Saya sadari media memiliki peran krusial dalam membentuk persepsi masyarakat terhadap calon Presiden dan Wakil Presiden. Terutama dalam konteks debat, seringkali pemenang debat diposisikan sebagai “orang baik” dan pantas dipilih. Sedangkan yang kalah dianggap sebaliknya.
Namun saya ingin mengingatkan kita semua bahwa kecerdasan berbicara atau “pintar ngomong”, tidak mencerminkan keberhasilan dalam menjalankan tugas kepemimpinan atau mencerminkan kepawaiannya dalam bekerja atau menyelesaikan tugas tanggung jawabnya.
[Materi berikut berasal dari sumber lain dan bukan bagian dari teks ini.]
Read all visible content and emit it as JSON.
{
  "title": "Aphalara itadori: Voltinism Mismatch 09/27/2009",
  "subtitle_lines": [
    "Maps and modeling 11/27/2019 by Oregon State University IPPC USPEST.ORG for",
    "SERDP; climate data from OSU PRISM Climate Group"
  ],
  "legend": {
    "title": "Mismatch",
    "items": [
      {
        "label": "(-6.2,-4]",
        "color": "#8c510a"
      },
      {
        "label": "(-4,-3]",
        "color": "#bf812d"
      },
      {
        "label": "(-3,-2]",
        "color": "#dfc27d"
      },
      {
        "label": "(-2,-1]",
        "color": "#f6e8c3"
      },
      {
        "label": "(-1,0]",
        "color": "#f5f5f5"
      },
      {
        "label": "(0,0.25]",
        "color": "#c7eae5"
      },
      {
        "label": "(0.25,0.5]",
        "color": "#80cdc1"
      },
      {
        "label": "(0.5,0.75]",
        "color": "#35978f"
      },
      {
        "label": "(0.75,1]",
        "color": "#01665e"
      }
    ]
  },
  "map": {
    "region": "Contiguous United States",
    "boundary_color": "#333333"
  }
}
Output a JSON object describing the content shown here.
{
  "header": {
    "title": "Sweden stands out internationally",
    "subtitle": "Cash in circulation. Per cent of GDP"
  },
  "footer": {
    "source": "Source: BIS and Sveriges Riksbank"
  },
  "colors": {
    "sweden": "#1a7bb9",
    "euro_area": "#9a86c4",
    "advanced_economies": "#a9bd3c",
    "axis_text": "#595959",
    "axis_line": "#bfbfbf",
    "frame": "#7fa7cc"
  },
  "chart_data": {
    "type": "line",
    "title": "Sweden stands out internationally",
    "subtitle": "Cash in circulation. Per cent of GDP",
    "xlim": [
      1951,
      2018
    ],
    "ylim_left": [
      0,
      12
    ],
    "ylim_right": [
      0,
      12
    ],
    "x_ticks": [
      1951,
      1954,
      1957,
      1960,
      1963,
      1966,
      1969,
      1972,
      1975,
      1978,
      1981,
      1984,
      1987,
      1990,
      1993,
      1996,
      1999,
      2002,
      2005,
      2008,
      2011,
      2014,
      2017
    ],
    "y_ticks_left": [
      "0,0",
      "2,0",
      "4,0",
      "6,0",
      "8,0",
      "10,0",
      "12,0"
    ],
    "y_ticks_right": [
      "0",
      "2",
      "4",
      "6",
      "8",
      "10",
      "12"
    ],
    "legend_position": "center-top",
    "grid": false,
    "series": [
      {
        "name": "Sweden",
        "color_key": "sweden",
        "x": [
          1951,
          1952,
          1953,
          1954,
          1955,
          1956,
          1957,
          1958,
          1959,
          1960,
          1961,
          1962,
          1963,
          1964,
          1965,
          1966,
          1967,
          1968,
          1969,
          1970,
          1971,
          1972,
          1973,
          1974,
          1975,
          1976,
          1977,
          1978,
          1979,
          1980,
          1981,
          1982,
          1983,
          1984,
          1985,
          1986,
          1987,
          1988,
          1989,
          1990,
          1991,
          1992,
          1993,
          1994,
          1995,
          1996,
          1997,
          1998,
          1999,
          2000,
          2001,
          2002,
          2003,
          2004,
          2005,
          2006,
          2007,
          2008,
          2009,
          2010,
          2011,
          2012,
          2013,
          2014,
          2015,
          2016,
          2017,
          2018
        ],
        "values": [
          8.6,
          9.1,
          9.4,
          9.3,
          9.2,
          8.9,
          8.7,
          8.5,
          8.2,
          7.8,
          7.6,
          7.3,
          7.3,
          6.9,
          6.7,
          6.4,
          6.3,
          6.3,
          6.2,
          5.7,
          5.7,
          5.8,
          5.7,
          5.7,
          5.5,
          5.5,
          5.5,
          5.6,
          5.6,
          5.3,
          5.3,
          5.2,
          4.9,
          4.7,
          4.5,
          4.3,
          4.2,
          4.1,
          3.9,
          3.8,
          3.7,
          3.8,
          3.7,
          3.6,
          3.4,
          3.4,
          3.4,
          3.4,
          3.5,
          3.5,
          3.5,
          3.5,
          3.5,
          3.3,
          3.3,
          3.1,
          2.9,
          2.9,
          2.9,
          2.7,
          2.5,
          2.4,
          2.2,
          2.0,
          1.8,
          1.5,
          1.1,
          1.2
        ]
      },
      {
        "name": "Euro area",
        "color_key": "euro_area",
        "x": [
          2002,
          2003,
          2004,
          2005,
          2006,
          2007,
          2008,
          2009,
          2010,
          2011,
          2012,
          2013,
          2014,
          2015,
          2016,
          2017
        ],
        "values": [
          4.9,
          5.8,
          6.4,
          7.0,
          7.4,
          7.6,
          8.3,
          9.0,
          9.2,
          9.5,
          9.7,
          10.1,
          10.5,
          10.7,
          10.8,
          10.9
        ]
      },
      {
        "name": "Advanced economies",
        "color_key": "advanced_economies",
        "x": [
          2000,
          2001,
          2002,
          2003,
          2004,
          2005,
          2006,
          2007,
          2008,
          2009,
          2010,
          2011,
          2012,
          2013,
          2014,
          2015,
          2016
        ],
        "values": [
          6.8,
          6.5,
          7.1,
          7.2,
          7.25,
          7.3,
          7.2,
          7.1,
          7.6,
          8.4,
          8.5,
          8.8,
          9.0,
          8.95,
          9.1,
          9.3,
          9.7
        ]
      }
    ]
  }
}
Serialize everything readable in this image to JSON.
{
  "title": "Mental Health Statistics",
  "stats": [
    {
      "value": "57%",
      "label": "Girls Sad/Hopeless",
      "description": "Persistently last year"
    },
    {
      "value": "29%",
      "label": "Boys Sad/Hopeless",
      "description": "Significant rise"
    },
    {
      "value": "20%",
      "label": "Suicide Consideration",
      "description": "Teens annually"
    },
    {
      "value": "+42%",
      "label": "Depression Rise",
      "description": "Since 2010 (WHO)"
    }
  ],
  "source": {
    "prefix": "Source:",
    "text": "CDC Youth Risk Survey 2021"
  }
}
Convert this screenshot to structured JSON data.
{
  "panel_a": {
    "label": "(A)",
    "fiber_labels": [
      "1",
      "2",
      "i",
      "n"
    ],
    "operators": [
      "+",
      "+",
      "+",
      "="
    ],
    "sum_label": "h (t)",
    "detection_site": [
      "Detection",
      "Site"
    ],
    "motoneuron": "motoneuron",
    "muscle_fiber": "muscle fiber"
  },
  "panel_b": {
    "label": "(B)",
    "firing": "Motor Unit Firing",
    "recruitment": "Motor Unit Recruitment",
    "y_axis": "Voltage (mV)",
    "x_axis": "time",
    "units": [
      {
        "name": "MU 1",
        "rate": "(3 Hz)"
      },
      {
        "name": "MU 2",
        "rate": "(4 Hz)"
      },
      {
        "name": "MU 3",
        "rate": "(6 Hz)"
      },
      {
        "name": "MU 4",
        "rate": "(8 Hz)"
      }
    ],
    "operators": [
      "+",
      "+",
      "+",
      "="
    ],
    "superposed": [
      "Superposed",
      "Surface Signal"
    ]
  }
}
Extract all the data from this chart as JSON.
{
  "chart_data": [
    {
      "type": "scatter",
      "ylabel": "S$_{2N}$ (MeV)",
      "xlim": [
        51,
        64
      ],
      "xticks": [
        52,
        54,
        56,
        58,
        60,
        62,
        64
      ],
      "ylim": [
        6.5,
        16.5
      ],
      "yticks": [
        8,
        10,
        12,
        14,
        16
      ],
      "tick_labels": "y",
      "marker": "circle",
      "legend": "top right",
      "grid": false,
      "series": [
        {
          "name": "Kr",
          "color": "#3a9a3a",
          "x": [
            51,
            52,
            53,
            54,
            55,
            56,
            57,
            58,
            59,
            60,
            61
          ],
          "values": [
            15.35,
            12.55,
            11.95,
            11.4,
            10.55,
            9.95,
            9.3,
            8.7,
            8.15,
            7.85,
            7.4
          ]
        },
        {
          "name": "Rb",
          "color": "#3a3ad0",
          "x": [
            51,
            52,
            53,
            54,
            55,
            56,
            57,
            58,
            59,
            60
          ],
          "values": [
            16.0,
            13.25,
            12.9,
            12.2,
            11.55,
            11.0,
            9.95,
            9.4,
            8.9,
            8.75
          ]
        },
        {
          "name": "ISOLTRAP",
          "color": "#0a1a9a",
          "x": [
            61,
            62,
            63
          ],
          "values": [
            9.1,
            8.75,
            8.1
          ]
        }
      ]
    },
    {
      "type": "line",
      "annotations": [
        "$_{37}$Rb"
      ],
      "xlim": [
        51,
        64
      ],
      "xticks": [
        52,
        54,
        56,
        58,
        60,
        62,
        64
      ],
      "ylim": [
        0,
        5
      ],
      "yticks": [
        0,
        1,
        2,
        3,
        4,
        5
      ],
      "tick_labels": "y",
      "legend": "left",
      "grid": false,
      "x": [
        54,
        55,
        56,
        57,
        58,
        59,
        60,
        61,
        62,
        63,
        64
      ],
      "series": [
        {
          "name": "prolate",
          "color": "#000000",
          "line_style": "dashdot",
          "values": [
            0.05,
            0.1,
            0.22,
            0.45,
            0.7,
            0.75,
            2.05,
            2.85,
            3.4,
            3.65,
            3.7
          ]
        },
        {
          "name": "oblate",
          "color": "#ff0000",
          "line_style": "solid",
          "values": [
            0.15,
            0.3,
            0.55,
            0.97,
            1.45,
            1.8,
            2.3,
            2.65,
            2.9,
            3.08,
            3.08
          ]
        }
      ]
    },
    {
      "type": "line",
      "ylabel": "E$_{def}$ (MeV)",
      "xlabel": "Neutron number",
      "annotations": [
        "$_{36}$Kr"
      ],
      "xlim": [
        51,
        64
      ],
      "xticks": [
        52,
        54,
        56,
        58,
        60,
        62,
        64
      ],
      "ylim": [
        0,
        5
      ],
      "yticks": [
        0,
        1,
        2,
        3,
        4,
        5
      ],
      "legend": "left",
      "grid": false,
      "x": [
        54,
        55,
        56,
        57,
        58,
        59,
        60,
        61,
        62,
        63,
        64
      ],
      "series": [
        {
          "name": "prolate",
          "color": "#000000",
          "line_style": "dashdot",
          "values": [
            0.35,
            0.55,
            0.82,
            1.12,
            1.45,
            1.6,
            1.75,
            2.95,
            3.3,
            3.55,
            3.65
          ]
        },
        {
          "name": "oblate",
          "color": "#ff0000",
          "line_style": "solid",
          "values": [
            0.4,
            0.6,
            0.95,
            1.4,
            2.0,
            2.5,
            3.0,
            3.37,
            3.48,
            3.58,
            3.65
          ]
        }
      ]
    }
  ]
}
Banyak saya kenal bahkan berkawan dan bermitra dengan orang orang dengan tipe “pintar ngomong” atau pandai berbicara, namun relatif tidak bisa bekerja. Jadi pemimpinpun juga bukan klasifikasi pemimpin yang hebat, bahkan cenderung “kepala batu”, egois dan tidak bisa menerima pendapat orang lain.
Sebaliknya, orang yang kurang pandai berbicarapun belum tentu jiwa kepemimpinannya kecil. Belum tentu tidak bisa bekerja. Maksud saya, tidak bisa pemenang debat atau orang yang pandai berbicara diklasifikasikan sebagai orang yang layak dipilih menjadi pemimpin, apalagi Presiden dan Wakil Presiden. “Penguasa” Negara Indonesia.
Saya mengajak rekan-rekan wartawan untuk tidak terjebak dalam narasi sempit bahwa pemenang debat adalah satu-satunya pilihan yang baik. Narasi seperti ini pembodohan publik. Kriteria pemimpin yang sungguh sungguh melibatkan integritas, keberanian, dan kemampuan untuk memimpin dengan bijaksana.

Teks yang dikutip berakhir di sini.